In spite of my precautions, the driver drove as if he were in a grand prix, and I was slammed against the seat back repeatedly. As we barreled through the streets, I couldn’t help thinking of my ambivalence about Natasha. I obviously couldn’t forget the bullet she’d meant for my brain, but I also knew what a bastard Tynaliev was. You don’t rise to his level without cutting a few legs off at the knees on your climb up the ladder. And once he’d tired of Natasha’s silicone charms, he’d dump her, and the expensive presents and glamorous trips would stop. Worse, no sane man would take up with the former mistress of a man like Tynaliev. Even if she was still breathing and walking, her life would be effectively over, watching the seasons fade from a cracked window in a shabby one-story farmhouse on the edge of nowhere.

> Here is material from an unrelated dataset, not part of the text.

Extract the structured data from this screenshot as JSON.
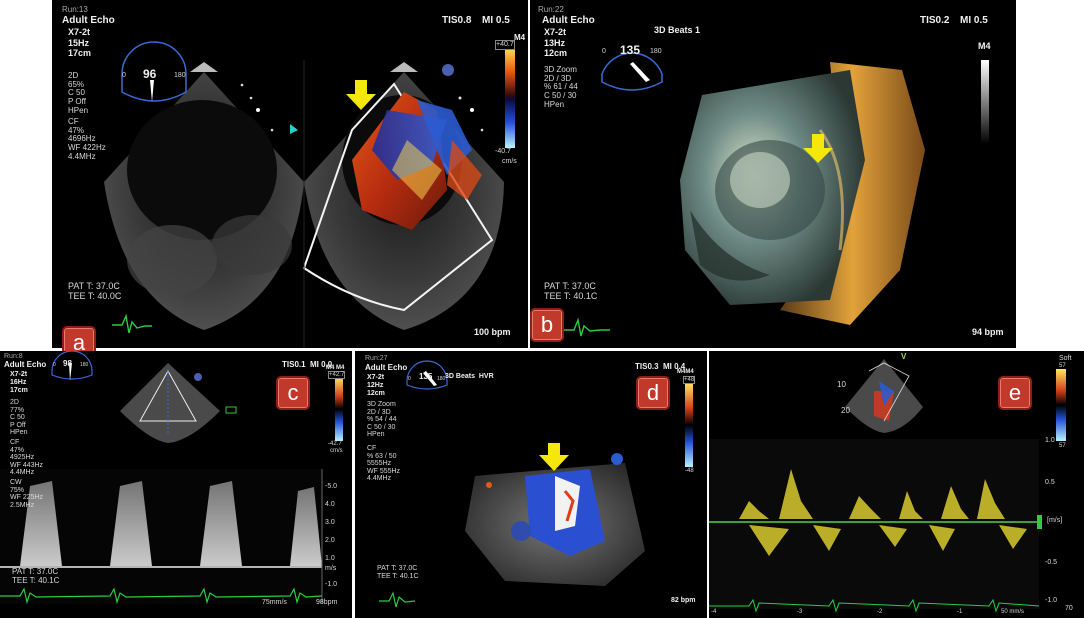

I thought of the sort of decisions that weren’t really choices that Natasha had had to make in the past; I’d made a few like that myself in my time. And that was when I knew what I had to do.

I told the driver to park across the street and wait. He started to complain that he was losing money, but I showed him what a fifty-dollar bill looked like. He stared at it, looked at my eyes, which didn’t blink or leave his face, decided to shut up.

We waited for almost an hour, and then Natasha flagged down a taxi as the apartment block guard struggled out with two large suitcases. He put them in the trunk of the taxi, took the tip that Natasha waved in the air without looking at him, nodded, went back inside.

“Don’t tell me, follow that taxi,” the driver said. A comedian. But I wasn’t in the mood for a movie wise guy, so I threw him the stare and crumpled the fifty in my hand. We followed Natasha’s taxi. I was watching the road signs and, as I’d assumed, Natasha was on her way to one of the three airport terminals.

I had no way of knowing which one but guessed Terminal Three, the one that services Emirates. I assumed she intended putting as much distance between Dubai, Kyrgyzstan and herself as possible, maybe losing herself in New York and hiding out in Brighton Beach, where all the Russians live. The upside of that would be she could blend in, the downside that Tynaliev would probably have contacts there. Arrive, hole up for a couple of days and make an appointment for very expensive plastic surgery at some equally discreet clinic in Connecticut. A false passport to add to the one she was traveling under, and then she was home free to go anywhere on the planet.